Anne-Marie Slaughter's July 2012 Atlantic article, "Why Women Still Cant Have it All" stirred up the coals in the ever-simmering firestorm regarding working women. Further fueled by the March 2013 publication of Sheryl Sandberg's book Lean In: Women, Work, and the Will to Lead, it seemed everyone had a word of criticism to offer.
The abundant criticism often missed the larger point - the conversation is important, and these two women should be applauded for spurring it.
Lean In contains illustrative stories about what holds women back in career and life, and offers encouragement for overcoming them. Sandberg, a Harvard graduate, mom of two, and wife to David Goldberg, CEO of SurveyMonkey, has had a storied career. The current COO of Facebook, she began her career as a research assistant to Lawrence Summers at the World Bank and later she served as a management consultant at McKinsey. She then became the chief of staff to Summers at the Treasury Department and spent six and a half years at Google, where she rose to the post of vice president of global online sales and operations. She also made it to the top of the notoriously male-dominated world of Silicon Valley, where the paucity of women among engineers, inventors andcomputer scientists is still clearly visible.

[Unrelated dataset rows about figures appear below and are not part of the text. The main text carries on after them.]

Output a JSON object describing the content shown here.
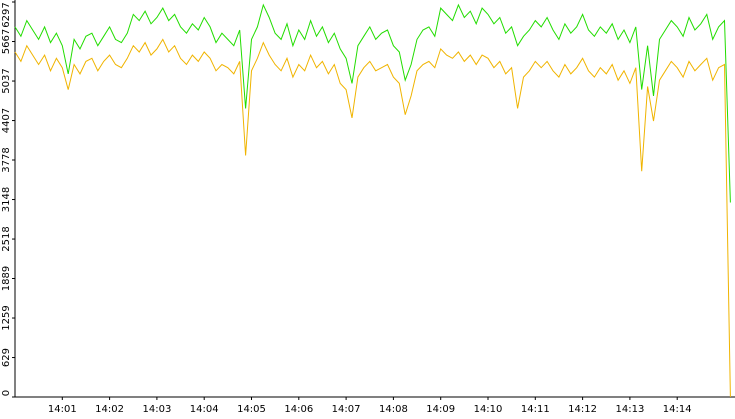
{
  "chart_data": {
    "type": "line",
    "categories": [
      null,
      null,
      null,
      null,
      null,
      null,
      null,
      null,
      "14:01",
      null,
      null,
      null,
      null,
      null,
      null,
      null,
      "14:02",
      null,
      null,
      null,
      null,
      null,
      null,
      null,
      "14:03",
      null,
      null,
      null,
      null,
      null,
      null,
      null,
      "14:04",
      null,
      null,
      null,
      null,
      null,
      null,
      null,
      "14:05",
      null,
      null,
      null,
      null,
      null,
      null,
      null,
      "14:06",
      null,
      null,
      null,
      null,
      null,
      null,
      null,
      "14:07",
      null,
      null,
      null,
      null,
      null,
      null,
      null,
      "14:08",
      null,
      null,
      null,
      null,
      null,
      null,
      null,
      "14:09",
      null,
      null,
      null,
      null,
      null,
      null,
      null,
      "14:10",
      null,
      null,
      null,
      null,
      null,
      null,
      null,
      "14:11",
      null,
      null,
      null,
      null,
      null,
      null,
      null,
      "14:12",
      null,
      null,
      null,
      null,
      null,
      null,
      null,
      "14:13",
      null,
      null,
      null,
      null,
      null,
      null,
      null,
      "14:14",
      null,
      null,
      null,
      null,
      null,
      null,
      null,
      null,
      null
    ],
    "series": [
      {
        "color": "#22dd00",
        "values": [
          5900,
          5750,
          6000,
          5850,
          5700,
          5900,
          5650,
          5800,
          5600,
          5150,
          5700,
          5550,
          5750,
          5800,
          5600,
          5750,
          5900,
          5700,
          5650,
          5800,
          6100,
          6000,
          6150,
          5950,
          6050,
          6200,
          6000,
          6100,
          5900,
          5800,
          5950,
          5850,
          6050,
          5900,
          5650,
          5800,
          5700,
          5600,
          5850,
          4600,
          5700,
          5900,
          6250,
          6050,
          5800,
          5700,
          5950,
          5600,
          5850,
          5700,
          6000,
          5750,
          5900,
          5650,
          5800,
          5550,
          5400,
          5000,
          5600,
          5750,
          5900,
          5700,
          5800,
          5850,
          5600,
          5500,
          5050,
          5300,
          5700,
          5850,
          5900,
          5750,
          6200,
          6100,
          6000,
          6250,
          6050,
          6150,
          5950,
          6200,
          6100,
          5950,
          6050,
          5800,
          5900,
          5600,
          5750,
          5850,
          6000,
          5900,
          6050,
          5850,
          5700,
          5950,
          5800,
          5900,
          6100,
          5850,
          5750,
          5900,
          5800,
          5950,
          5700,
          5850,
          5650,
          5900,
          4900,
          5600,
          4800,
          5700,
          5850,
          6000,
          5900,
          5750,
          6050,
          5850,
          5950,
          6100,
          5700,
          5900,
          6000,
          3100
        ]
      },
      {
        "color": "#f0b400",
        "values": [
          5500,
          5350,
          5600,
          5450,
          5300,
          5450,
          5200,
          5400,
          5250,
          4900,
          5300,
          5150,
          5350,
          5400,
          5200,
          5350,
          5450,
          5300,
          5250,
          5400,
          5600,
          5500,
          5650,
          5450,
          5550,
          5700,
          5500,
          5600,
          5400,
          5300,
          5450,
          5350,
          5500,
          5400,
          5200,
          5300,
          5250,
          5150,
          5350,
          3850,
          5200,
          5400,
          5650,
          5450,
          5300,
          5200,
          5400,
          5100,
          5300,
          5200,
          5450,
          5250,
          5350,
          5150,
          5300,
          5000,
          4900,
          4450,
          5100,
          5250,
          5350,
          5200,
          5250,
          5300,
          5100,
          5000,
          4500,
          4800,
          5200,
          5300,
          5350,
          5250,
          5550,
          5450,
          5400,
          5500,
          5350,
          5450,
          5300,
          5450,
          5400,
          5250,
          5350,
          5150,
          5250,
          4600,
          5100,
          5200,
          5350,
          5250,
          5350,
          5200,
          5100,
          5300,
          5150,
          5250,
          5400,
          5200,
          5100,
          5250,
          5150,
          5300,
          5050,
          5200,
          5000,
          5250,
          3600,
          4950,
          4400,
          5050,
          5200,
          5350,
          5250,
          5100,
          5350,
          5200,
          5300,
          5400,
          5050,
          5250,
          5300,
          0
        ]
      }
    ],
    "ylim": [
      0,
      6297
    ],
    "yticks": [
      0,
      629,
      1259,
      1889,
      2518,
      3148,
      3778,
      4407,
      5037,
      5667,
      6297
    ]
  }
}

There is no doubt that Lean In offers a glimpse into the lives of the rich and famous that Sandberg affords (after all, Forbes lists her as the sixth most powerful woman). But, net worth and fame notwithstanding, there is valuable insight for women in the legal industry, where men still dominate at management and executive levels.
Take a chance
When Sandberg first received a job offer at Google in 2001, she questioned the title: Business Unit General Manager. There were no business units to manage and the company had less than 1000 employees at the time. Google CEO Eric Schmidt said, "If you're offered a seat on a rocket ship, you don't ask what seat. You just get on." Sandberg went on to become Google's vice president of Global Online Sales and Operations. Today, Google has over 30,000 employees.
Similarly, lawyers, and non-lawyer professionals in the industry, are often advised to decline a job opportunity if it means a step-down in title. These people may miss an opportunity to catapult their career by joining a growth organization simply because of a few words on a business card.
Don't be afraid to negotiate
In 1970, American women made 59 cents for every dollar men earned. In 2010, women earned just 77 cents for every dollar men made. Sandberg's solution: negotiate like a man. When she was talking to Mark Zuckerberg about joining Facebook, Sandberg says she was inclined to accept the first offer he made because she really wanted to work for Facebook. Both her husband and brother-in-law encouraged her to make a counter-offer, saying, "Damn it, Sheryl! Why are you going to make less than any man would make to do the same job?" Sandberg counter-offered.
She told Zuckerberg that he was hiring her to run his deal teams and this would be the only time they would ever be on opposite sides of the table. She laid out what she wanted, and got a more lucrative offer the next day.
Stop trying to please everyone
Herein lies an important female personality issue in the workplace. Most of us place significant value on being liked. During her first performance review, Sandberg notes Zuckerberg told her, "Your biggest problem is you worry way too much about everyone liking you all the time." He said she would never make an impact unless she said something that at least one person disagreed with. "It's going to hold you back," he warned her.
Employees who concentrate on results and impact are more valuable than those who focus on fitting in and pleasing everyone.
View child care costs as an investment
Sandberg notes that over the past decade, child care costs have risen twice as fast as the median income of families with children. The cost for two children (an infant and a four-year-old) to go to a day care center is greater than the annual median rent payment in every state in the country. Rigid work schedules, lack of paid family leave, and expensive or undependable child care derail women's best work efforts. Sandberg encourages women to compare child care costs to their future salary instead of their current one. Initial child care costs are an investment in a working mother's career.
Include men in the conversation
Sandberg believes that the single most important career decision a woman makes is whether she will have a life partner and who that partner will be. A partner's lack of participation in child care and domestic tasks are significant factors in some women's decisions to leave the workforce or reduce their hours.
Because there are still significantly more men at the top of every industry, the proverbial good-old-boy network continues to flourish. And because there are already a reduced number of women in leadership roles, it is not possible for junior women to get enough support unless senior men mentor them.
The simple conclusion Sandberg strove for, clearly communicated and ultimately obtained, is that by turning the focus of the feminist movement toward personal choices, society has failed to encourage women to aspire to leadership. Thus the conversation needs to continue.